Background: In this study, we aimed to evaluate the effects of tocilizumab in adult patients admitted to hospital with COVID-19 with both hypoxia and systemic inflammation. Methods: This randomised, controlled, open-label, platform trial (Randomised Evaluation of COVID-19 Therapy [RECOVERY]), is assessing several possible treatments in patients hospitalised with COVID-19 in the UK. Those trial participants with hypoxia (oxygen saturation <92% on air or requiring oxygen therapy) and evidence of systemic inflammation (C-reactive protein ≥75 mg/L) were eligible for random assignment in a 1:1 ratio to usual standard of care alone versus usual standard of care plus tocilizumab at a dose of 400 mg-800 mg (depending on weight) given intravenously.

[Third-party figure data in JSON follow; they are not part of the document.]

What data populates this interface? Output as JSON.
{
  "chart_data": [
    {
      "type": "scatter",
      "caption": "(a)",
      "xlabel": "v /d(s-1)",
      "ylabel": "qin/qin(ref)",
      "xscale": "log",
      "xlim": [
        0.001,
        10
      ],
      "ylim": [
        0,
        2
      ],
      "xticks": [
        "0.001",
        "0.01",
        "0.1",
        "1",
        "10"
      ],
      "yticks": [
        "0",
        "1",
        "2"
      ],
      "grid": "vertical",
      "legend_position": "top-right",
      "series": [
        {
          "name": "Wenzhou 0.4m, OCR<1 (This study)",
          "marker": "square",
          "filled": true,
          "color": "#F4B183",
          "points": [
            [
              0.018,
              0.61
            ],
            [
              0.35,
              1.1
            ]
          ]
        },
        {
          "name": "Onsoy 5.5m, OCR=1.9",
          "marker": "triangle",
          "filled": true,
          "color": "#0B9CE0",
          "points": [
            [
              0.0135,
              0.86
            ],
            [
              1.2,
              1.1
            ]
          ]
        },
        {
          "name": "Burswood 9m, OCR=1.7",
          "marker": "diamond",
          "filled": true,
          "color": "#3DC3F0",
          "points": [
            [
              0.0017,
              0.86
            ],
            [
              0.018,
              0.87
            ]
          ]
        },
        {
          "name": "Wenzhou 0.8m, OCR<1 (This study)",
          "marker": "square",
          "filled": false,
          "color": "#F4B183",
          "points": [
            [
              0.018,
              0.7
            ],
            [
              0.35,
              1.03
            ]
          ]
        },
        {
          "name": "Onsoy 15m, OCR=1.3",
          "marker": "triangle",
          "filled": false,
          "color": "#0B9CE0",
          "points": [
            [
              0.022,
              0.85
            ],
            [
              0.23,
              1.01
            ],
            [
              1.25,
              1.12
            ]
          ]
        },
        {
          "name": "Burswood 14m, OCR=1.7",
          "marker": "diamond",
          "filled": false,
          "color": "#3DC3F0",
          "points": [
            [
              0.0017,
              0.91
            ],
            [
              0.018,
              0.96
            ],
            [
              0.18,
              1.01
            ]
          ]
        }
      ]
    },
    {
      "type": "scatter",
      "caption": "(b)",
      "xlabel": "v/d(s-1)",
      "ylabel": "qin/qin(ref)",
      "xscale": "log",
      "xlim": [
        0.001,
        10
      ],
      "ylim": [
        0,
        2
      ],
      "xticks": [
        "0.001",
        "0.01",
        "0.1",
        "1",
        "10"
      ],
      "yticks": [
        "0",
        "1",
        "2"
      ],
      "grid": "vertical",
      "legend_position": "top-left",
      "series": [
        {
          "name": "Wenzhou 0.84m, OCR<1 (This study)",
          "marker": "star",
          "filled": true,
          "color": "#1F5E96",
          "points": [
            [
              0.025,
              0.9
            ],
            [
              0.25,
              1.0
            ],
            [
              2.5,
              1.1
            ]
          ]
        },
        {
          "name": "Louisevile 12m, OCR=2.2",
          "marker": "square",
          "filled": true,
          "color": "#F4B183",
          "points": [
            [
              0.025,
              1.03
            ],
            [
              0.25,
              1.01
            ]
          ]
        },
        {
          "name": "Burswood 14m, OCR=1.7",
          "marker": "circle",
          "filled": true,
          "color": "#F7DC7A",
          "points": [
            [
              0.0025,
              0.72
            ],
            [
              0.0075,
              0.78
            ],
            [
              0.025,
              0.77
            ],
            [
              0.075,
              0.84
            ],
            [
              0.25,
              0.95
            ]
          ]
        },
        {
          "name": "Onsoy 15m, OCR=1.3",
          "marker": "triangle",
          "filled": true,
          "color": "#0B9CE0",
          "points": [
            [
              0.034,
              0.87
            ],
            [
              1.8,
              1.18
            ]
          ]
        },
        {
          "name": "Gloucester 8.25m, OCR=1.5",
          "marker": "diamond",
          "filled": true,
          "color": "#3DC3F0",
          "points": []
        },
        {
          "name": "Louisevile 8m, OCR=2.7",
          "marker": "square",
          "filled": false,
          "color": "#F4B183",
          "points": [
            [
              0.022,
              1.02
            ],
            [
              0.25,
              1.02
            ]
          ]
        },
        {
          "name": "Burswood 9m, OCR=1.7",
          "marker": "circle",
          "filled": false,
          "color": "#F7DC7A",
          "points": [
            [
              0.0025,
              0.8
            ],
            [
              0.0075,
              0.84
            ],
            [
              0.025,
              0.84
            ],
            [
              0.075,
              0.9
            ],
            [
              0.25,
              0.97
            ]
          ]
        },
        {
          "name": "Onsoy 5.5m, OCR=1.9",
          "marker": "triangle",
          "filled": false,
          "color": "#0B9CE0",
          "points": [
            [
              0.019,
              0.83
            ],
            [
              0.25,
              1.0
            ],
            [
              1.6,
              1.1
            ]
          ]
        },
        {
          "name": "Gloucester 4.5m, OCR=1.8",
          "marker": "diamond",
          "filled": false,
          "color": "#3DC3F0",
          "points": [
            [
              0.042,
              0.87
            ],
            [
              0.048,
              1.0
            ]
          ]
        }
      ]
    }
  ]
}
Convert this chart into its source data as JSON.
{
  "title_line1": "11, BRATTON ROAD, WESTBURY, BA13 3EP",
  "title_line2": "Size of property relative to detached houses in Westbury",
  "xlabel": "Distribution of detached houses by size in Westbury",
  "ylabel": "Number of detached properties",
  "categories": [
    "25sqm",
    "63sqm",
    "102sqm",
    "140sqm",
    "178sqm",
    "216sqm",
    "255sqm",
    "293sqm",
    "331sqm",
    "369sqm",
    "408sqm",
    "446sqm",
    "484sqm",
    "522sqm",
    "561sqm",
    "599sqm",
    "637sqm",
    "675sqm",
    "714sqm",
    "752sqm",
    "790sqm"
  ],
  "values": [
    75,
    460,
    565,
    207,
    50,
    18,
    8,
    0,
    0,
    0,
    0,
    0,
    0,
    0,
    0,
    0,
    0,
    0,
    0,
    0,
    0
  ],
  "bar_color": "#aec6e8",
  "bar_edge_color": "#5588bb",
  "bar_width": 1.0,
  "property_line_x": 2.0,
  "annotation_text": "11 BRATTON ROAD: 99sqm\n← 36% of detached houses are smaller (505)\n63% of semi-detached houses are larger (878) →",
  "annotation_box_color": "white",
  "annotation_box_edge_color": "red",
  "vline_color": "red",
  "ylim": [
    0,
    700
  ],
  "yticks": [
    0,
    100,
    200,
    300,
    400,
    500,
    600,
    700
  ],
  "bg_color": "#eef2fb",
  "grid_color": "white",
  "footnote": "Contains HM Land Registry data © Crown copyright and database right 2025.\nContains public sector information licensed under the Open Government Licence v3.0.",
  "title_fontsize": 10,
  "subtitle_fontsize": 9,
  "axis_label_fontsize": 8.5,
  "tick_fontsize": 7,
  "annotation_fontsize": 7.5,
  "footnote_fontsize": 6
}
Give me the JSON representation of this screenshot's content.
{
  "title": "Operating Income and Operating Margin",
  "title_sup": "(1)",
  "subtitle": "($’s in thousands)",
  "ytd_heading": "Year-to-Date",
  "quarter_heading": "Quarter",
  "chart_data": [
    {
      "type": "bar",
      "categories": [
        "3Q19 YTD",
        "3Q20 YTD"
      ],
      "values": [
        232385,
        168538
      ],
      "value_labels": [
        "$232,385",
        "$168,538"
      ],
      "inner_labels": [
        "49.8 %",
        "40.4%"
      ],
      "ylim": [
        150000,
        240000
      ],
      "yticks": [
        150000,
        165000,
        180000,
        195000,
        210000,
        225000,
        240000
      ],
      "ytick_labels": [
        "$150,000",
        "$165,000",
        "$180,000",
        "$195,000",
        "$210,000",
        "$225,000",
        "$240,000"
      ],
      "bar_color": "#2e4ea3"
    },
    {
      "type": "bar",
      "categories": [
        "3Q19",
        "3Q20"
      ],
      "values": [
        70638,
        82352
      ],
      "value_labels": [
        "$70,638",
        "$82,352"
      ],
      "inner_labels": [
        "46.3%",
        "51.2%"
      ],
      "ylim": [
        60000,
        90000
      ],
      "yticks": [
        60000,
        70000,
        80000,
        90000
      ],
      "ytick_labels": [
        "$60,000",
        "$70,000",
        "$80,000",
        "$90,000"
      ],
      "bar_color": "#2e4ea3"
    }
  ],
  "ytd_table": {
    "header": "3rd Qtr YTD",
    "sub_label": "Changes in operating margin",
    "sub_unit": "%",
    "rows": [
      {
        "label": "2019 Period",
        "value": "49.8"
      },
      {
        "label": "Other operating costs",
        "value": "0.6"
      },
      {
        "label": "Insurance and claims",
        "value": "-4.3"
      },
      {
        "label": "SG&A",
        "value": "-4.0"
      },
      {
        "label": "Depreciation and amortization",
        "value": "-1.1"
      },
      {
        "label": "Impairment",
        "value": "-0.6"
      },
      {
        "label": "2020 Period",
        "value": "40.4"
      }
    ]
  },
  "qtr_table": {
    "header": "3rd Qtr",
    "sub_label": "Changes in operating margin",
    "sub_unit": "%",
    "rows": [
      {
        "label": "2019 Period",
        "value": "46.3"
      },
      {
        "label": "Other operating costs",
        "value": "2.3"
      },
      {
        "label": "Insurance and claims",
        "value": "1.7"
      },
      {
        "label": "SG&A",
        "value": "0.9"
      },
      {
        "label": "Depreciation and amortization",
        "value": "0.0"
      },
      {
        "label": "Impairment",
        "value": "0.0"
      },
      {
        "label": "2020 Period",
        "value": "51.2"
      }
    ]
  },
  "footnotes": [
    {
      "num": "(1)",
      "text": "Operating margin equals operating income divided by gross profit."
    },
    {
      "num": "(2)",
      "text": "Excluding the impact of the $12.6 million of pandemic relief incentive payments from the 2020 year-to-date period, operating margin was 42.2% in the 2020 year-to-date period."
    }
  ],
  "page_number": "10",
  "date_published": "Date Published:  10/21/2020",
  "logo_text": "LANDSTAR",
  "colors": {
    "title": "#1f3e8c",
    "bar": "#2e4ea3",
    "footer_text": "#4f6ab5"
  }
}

A second dose could be given 12-24 h later if the patient's condition had not improved. The primary outcome was 28-day mortality, assessed in the intention-to-treat population. The trial is registered with ISRCTN (50189673) and ClinicalTrials.gov (NCT04381936). Findings: Between April 23, 2020, and Jan 24, 2021, 4116 adults of 21 550 patients enrolled into the RECOVERY trial were included in the assessment of tocilizumab, including 3385 (82%) patients receiving systemic corticosteroids. Overall, 621 (31%) of the 2022 patients allocated tocilizumab and 729 (35%) of the 2094 patients allocated to usual care died within 28 days (rate ratio 0·85; 95% CI 0·76-0·94; p=0·0028). Consistent results were seen in all prespecified subgroups of patients, including those receiving systemic corticosteroids. Patients allocated to tocilizumab were more likely to be discharged from hospital within 28 days (57% vs 50%; rate ratio 1·22; 1·12-1·33; p<0·0001). Among those not receiving invasive mechanical ventilation at baseline, patients allocated tocilizumab were less likely to reach the composite endpoint of invasive mechanical ventilation or death (35% vs 42%; risk ratio 0·84; 95% CI 0·77-0·92; p<0·0001). Interpretation: In hospitalised COVID-19 patients with hypoxia and systemic inflammation, tocilizumab improved survival and other clinical outcomes. These benefits were seen regardless of the amount of respiratory support and were additional to the benefits of systemic corticosteroids. Funding: UK Research and Innovation (Medical Research Council) and National Institute of Health Research.